Em alta desde os primeiros casos de covid-19 no País, o desemprego só deve atingir o pico no trimestre encerrado em setembro, quando alcançará 14,5%. As projeções são da consultoria IDados a partir da Pesquisa Nacional por Amostra de Domicílios (Pnad) Contínua, do IBGE, e consideram cenário que inclui a quebradeira nas empresas provocada pela pandemia e a maior procura por trabalho.
Entre julho e setembro deste ano, 15 milhões de trabalhadores podem ficar sem ocupação, pelos efeitos da crise. A estimativa considera tanto os trabalhos formais quanto os informais e, se confirmada, significaria uma taxa de desocupação recorde. Até agora, o maior porcentual registrado pela pesquisa foi de 13,7%, ou 14 milhões de brasileiros. O patamar foi observado em março de 2017, logo após a última recessão.
O economista Bruno Ottoni, pesquisador da IDados, lembra que o mercado de trabalho tem um comportamento mais lento do que o restante da economia. “Nesta crise, vamos ver esse efeito de volta dos trabalhadores no terceiro trimestre, quando as cidades reabrindo e as pessoas que ficaram desempregadas voltarem a buscar trabalho. O problema é que as vagas vão demorar a aparecer.”
No caso da vendedora Maria da Guia dos Santos, de 50 anos, os últimos meses não têm sido nada fáceis. Trabalhando por toda a vida em uma feira de artesanatos na orla do Rio de Janeiro, ela se viu sem poder trabalhar. “A gente lutou por anos para legalizar a feira, tudo parecia bem. Então, apareceu essa doença maldita e o que a gente conquistou foi reduzido a pó.”
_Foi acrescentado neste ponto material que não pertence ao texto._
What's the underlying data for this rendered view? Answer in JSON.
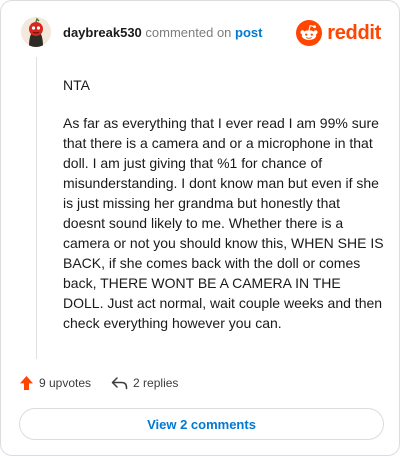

O mercado de trabalho tem sentido os efeitos da quarentena. No trimestre até maio, o País teve pela primeira vez um número maior de desempregados do que empregados, entre os brasileiros em idade para trabalhar. Além disso, como uma reportagem do Estadão apontou, o desemprego não tem crescido tanto porque vem sendo atenuado por quedas significativas da taxa de participação – as pessoas deixam de procurar emprego por causa da pandemia e param de aparecer nas estatísticas de desocupação, fazendo o desemprego parecer menor.
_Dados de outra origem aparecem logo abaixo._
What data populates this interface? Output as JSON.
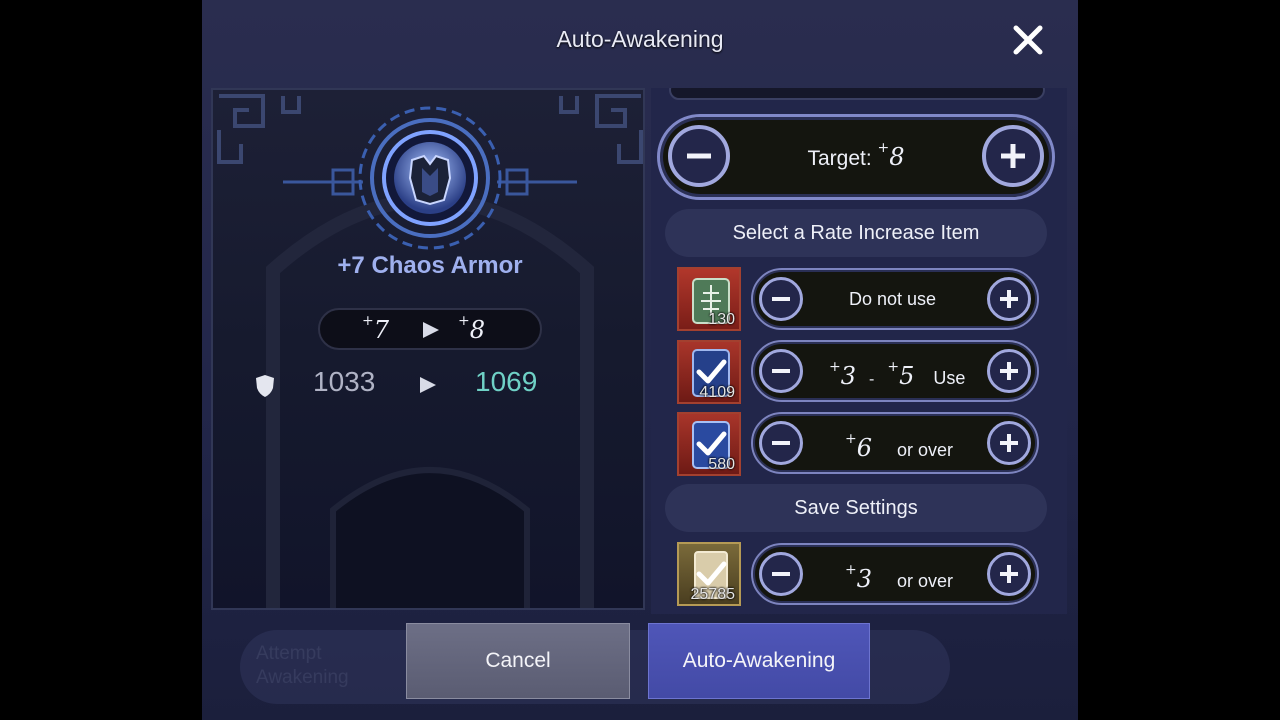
{
  "dialog": {
    "title": "Auto-Awakening"
  },
  "item": {
    "name": "+7 Chaos Armor",
    "level_from": "7",
    "level_to": "8",
    "stat_old": "1033",
    "stat_new": "1069",
    "stat_icon": "shield-icon",
    "equipment_icon": "chaos-armor-icon"
  },
  "target": {
    "label": "Target: ",
    "value": "8"
  },
  "rate_section": {
    "title": "Select a Rate Increase Item"
  },
  "rate_items": [
    {
      "count": "130",
      "icon": "green-scroll-icon",
      "checked": false,
      "text": "Do not use"
    },
    {
      "count": "4109",
      "icon": "blue-scroll-icon",
      "checked": true,
      "from": "3",
      "dash": "-",
      "to": "5",
      "suffix": "Use"
    },
    {
      "count": "580",
      "icon": "blue-scroll-icon",
      "checked": true,
      "from": "6",
      "suffix": "or over"
    }
  ],
  "save_section": {
    "title": "Save Settings"
  },
  "save_item": {
    "count": "25785",
    "count_display": "25785",
    "icon": "parchment-scroll-icon",
    "checked": true,
    "from": "3",
    "suffix": "or over"
  },
  "buttons": {
    "cancel": "Cancel",
    "confirm": "Auto-Awakening"
  },
  "background_ghost": {
    "attempt": "Attempt Awakening"
  },
  "colors": {
    "accent": "#4f56b8",
    "stat_new": "#6fd1c6",
    "item_name": "#9fb0ee",
    "pill_border": "#8189c9"
  }
}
“A taxa de desocupação funciona como um efeito ‘nariz na porta’, a pessoa é considerada desocupada se ela pôde procurar um emprego e não encontrou”, diz o economista sênior da Confederação Nacional do Comércio de Bens, Serviços e Turismo (CNC), Fabio Bentes.
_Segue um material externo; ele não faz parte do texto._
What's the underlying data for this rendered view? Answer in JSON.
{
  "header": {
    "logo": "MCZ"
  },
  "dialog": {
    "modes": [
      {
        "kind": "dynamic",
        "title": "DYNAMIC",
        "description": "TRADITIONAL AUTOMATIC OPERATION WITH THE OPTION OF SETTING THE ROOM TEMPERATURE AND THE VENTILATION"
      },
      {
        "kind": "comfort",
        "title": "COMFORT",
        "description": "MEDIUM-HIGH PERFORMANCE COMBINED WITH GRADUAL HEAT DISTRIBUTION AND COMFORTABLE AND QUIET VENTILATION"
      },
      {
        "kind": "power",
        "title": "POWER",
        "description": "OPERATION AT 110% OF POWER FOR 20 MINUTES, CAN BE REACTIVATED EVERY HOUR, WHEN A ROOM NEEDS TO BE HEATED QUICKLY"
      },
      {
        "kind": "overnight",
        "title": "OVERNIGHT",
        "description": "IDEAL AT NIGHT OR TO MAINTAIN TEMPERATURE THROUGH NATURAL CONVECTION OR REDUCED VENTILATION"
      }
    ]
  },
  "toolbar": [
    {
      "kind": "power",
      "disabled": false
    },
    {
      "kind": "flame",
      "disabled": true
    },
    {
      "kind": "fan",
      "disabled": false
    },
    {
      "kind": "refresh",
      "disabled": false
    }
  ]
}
Uma estimativa do Itaú Unibanco apontava que no trimestre até abril, quando as medidas de isolamento social foram mais duras, o desemprego teria chegado a 16%, se os trabalhadores pudessem ter procurado por uma vaga, bem acima dos 12,6% registrados. Só que a saída das pessoas da força de trabalho deve se esgotar este mês, o que fará com que mais gente volte a procurar trabalho.
Recuperação lenta
Mais de 2 milhões de pessoas, que em sua maioria haviam deixado de procurar emprego por causa da pandemia, devem voltar a buscar uma colocação agora. “A questão é que os novos empregos que serão gerados mesmo com o início da recuperação da economia não virão em um ritmo suficiente para evitar o aumento do desemprego ao longo deste trimestre”, diz Ottoni.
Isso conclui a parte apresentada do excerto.